New Lands

Posted on May 31, 2005 in Myths & Mysticism Reading

The dramatic moment stayed vacant, grew longer, sagged. No cry (“I can see!”) burst from Virgil’s lips. He seemed to be staring blankly, bewildered, without focusing at the surgeon, who stood before him, still holding the bandages. Only when the surgeon spoke — saying “Well?” — did a look of recognition cross Virgil’s face.

Virgil told me later that in this first moment he had no idea what he was seeing. There was light, there was movement, there was color, all mixed up, all meaningless, a blur. Then out of the blur came a voice that said “Well?” Then, and only then, he said, did he finally realize that this chaos of light and shadow was a face — and indeed the face of his surgeon.

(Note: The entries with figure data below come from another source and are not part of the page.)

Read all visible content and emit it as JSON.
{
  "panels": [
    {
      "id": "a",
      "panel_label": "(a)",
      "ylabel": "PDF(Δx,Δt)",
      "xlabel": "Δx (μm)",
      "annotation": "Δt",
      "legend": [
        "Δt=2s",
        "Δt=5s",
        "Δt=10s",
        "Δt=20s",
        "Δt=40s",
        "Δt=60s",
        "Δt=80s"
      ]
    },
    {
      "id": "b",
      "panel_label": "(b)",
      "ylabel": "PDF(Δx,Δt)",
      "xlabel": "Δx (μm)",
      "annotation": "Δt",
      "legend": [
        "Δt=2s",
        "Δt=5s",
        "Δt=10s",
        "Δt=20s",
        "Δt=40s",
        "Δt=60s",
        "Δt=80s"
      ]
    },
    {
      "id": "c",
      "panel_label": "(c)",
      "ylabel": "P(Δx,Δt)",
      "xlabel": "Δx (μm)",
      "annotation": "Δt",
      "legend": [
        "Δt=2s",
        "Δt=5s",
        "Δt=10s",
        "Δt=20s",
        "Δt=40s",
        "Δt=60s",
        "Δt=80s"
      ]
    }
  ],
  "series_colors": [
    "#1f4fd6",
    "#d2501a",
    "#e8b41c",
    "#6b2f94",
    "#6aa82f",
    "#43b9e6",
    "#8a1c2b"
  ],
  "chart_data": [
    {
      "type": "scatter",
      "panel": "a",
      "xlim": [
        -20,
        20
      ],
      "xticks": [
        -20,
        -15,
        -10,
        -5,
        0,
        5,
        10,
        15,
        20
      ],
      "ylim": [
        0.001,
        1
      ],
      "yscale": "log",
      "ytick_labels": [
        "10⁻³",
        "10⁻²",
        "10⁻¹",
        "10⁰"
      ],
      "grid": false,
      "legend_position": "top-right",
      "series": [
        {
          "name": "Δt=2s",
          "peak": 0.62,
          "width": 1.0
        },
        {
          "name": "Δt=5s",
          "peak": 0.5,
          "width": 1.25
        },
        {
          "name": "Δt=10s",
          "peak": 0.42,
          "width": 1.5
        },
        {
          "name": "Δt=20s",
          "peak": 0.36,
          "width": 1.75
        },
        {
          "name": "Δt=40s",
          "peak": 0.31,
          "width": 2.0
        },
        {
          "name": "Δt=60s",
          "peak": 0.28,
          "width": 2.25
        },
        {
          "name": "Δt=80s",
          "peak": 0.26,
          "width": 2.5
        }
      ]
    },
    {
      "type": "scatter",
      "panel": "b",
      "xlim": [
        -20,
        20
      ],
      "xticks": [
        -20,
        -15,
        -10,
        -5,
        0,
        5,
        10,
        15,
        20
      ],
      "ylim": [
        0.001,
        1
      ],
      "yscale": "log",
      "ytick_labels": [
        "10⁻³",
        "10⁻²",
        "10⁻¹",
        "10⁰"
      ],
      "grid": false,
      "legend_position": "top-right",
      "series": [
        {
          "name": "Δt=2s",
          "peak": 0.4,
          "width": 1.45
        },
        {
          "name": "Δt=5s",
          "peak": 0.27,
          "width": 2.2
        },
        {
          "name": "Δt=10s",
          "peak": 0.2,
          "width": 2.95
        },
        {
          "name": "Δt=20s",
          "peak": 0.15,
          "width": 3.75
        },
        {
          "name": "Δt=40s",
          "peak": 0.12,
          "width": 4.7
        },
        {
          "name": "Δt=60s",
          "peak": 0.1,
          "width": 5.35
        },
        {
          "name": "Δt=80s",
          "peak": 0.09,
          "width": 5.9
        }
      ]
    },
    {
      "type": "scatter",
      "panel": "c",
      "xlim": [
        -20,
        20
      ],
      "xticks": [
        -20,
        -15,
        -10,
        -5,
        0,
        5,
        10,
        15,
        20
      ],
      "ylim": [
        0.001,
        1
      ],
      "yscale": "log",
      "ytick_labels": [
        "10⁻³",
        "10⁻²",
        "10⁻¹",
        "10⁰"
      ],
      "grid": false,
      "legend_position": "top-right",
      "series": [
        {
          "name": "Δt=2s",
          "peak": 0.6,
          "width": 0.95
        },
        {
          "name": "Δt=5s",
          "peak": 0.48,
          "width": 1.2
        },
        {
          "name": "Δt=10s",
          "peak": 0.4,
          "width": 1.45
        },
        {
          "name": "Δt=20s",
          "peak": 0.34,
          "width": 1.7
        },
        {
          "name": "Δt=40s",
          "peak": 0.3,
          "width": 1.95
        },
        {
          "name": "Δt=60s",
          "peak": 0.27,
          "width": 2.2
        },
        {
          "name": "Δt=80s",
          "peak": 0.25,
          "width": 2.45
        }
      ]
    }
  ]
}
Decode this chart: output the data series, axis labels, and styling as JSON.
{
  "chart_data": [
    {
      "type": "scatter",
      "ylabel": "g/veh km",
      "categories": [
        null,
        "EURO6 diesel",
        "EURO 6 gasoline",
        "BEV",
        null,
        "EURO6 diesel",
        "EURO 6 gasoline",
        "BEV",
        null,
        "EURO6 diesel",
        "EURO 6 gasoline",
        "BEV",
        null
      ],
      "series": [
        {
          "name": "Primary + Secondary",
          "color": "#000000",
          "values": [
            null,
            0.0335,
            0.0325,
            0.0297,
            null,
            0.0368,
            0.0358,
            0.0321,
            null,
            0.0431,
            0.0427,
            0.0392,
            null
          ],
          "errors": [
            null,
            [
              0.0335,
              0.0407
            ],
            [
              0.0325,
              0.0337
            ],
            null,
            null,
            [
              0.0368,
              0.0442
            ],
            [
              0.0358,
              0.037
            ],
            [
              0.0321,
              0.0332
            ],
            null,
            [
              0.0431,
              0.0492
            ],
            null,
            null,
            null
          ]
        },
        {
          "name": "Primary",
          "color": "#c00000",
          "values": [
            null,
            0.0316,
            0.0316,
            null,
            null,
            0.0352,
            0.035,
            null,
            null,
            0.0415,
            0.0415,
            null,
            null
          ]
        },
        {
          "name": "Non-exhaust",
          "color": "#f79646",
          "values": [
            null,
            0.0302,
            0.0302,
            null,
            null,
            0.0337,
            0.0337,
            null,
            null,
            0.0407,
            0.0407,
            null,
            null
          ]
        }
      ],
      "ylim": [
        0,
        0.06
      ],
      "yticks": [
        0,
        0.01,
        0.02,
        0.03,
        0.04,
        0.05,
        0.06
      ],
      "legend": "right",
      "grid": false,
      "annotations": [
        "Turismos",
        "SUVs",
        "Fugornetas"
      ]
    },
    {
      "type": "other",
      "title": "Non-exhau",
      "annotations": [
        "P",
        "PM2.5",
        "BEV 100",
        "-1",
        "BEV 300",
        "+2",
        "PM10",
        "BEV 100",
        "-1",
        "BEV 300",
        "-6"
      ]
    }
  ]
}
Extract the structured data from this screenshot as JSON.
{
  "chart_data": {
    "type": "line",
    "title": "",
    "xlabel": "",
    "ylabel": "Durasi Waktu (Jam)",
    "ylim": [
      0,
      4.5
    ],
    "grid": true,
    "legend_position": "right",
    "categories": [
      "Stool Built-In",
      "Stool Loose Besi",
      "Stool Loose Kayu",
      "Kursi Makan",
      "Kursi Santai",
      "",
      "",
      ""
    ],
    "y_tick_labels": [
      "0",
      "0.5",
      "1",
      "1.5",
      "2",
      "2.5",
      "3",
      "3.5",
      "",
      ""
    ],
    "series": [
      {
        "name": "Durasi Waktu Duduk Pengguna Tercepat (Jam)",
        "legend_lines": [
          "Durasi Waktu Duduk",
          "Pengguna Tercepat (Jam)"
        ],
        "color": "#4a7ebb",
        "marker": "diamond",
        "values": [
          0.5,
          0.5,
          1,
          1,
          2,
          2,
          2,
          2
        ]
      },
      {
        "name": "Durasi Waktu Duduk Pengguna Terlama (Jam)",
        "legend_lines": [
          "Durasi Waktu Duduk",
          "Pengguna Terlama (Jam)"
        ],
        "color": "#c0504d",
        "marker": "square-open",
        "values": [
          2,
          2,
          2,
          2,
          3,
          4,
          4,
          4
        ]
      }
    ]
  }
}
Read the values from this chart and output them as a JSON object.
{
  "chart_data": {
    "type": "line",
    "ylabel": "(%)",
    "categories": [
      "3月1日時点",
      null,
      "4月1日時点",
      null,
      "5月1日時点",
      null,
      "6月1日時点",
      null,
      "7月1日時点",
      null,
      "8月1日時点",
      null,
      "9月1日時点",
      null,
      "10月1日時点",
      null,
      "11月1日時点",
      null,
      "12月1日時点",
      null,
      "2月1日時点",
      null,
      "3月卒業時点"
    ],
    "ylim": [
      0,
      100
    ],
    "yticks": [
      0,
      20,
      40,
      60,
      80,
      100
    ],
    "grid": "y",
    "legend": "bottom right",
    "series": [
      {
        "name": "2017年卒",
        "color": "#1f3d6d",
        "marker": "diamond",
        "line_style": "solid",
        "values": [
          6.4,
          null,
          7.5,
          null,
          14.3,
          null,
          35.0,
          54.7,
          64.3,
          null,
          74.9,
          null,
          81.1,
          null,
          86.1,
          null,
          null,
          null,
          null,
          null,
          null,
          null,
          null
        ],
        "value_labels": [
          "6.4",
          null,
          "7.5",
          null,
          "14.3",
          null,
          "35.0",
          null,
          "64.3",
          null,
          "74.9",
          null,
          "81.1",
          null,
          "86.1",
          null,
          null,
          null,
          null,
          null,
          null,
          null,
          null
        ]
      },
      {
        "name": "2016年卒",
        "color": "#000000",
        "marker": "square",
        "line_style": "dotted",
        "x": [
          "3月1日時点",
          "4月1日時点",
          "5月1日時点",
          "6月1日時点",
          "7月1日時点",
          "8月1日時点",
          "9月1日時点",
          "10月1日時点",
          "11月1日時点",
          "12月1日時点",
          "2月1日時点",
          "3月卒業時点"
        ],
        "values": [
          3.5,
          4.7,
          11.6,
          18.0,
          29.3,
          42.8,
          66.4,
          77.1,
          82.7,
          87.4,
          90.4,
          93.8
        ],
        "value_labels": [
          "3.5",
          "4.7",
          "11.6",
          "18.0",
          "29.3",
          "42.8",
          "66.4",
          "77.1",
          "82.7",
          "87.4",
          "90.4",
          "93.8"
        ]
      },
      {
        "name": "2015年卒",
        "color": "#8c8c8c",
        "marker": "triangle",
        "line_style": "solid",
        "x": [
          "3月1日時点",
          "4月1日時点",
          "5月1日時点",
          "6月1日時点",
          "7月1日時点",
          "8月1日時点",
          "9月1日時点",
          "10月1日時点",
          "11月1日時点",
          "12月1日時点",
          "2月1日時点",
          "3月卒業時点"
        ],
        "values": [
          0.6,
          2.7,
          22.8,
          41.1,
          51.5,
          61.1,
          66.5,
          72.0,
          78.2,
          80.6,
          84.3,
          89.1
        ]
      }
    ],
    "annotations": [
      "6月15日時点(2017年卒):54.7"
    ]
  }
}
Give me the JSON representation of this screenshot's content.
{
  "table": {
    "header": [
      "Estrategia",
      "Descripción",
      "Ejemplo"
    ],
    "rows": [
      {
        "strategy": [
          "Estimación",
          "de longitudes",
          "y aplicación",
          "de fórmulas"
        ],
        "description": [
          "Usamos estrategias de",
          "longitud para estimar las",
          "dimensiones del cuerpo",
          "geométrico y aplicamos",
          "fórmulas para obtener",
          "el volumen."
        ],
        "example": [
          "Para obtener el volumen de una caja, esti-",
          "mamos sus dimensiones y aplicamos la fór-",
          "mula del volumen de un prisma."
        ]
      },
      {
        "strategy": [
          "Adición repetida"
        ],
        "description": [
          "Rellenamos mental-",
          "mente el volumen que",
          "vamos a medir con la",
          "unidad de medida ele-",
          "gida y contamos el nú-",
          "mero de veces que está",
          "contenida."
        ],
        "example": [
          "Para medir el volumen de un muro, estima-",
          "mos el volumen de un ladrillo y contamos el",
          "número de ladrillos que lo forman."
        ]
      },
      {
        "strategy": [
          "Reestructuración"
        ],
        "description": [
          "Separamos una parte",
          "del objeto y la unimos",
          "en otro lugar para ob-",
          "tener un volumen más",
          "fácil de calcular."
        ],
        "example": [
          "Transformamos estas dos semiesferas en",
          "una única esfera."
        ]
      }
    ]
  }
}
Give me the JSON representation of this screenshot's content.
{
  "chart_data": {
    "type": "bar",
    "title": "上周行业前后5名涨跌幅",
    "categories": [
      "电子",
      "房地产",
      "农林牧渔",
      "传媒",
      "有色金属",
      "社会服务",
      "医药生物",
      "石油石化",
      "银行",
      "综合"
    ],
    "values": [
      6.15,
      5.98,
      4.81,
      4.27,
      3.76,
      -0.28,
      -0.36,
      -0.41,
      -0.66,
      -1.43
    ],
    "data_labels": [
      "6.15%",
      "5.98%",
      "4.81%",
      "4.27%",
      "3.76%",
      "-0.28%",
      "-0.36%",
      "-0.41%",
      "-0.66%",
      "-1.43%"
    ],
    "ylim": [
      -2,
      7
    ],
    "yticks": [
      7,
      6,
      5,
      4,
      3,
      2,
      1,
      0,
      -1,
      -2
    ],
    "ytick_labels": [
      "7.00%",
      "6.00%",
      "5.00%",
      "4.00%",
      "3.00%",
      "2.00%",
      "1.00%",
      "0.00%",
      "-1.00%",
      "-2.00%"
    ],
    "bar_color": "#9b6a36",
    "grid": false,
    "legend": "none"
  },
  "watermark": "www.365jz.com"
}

Oliver Sacks, “To See and Not See”

square254.gifAgnostic that I am, I find much truth in this. A man — blind since early childhood — regains his sight in his forties. We who live with sight think “Such a wonder. To be able to see what has only been felt. And to know it instantly!” But it is not so for the handful who have come back from the land of the blind. When the scales fell from the man’s eyes (they sound like cataracts) that Jesus touched, what then? How long did he wander, puzzling his way about the Galilee, learning to discern a house from a palm tree, a camel from a wolf?

Another story comes to mind: Of the explorer Vasquez de Coronado arriving for the first time on the Great Plains. Before the wheat and the cornfields. Before the roads. Just a long flatness of tall grass. The trouble he encountered was what happened when he sent his men out to reconnoiter. More than a few Spanish knights disappeared forever because there were no landmarks by which they could guide themselves back. The conquistador tried firing a cannon whose boom they could hear and follow back. But still men disappeared into Oklahoma, Kansas, north Texas. It was a world for which they had no rules of navigation because they were men of mountainous Spain.

Others may evolve similar analogies. The ones I have mentioned compel. I simply do not know if there is a God or not. Every “proof” or “disproof” that I have been given involves showing me things that I can know with the senses. Ultimately, explorers learned how to find their way across “the Great American Desert”. Those who have lost their sight, on the other hand, continue to have problems using their sight without also using their hands.

If there is an experience of a Higher Intelligence, I suspect that there’s a lot of blundering by the finder when he or she finds it. Whatever we have felt in our hearts about it will not match what we find when and if we are truly allowed to comprehend it. Virgil could not distinguish between a sphere and a cube by sight even though he had often held these shapes. If God is to be sensed beyond the senses, then there’s no way possible for us to know it as it is as long as we are sense-bound.

And because both believers and nonbelievers insist on sensual proofs, I cannot declare knowing anything at all. If there is a God, I lack what it takes to experience it just as a blind person cannot know color. God is, for us, a new, undiscovered land. I have not tread on that continent. I may know it when I find it because I will not know the first thing about being in it.


Evalengicals and Fundamentalists often speak of the rewards that they receive by talking to God and having their prayers answered. That is why I don’t believe them. There is no evidence that their perspective has been changed. They remain the same sense-bound people they were before. A better case might be made for mystics who have found “the cloud of unknowing”.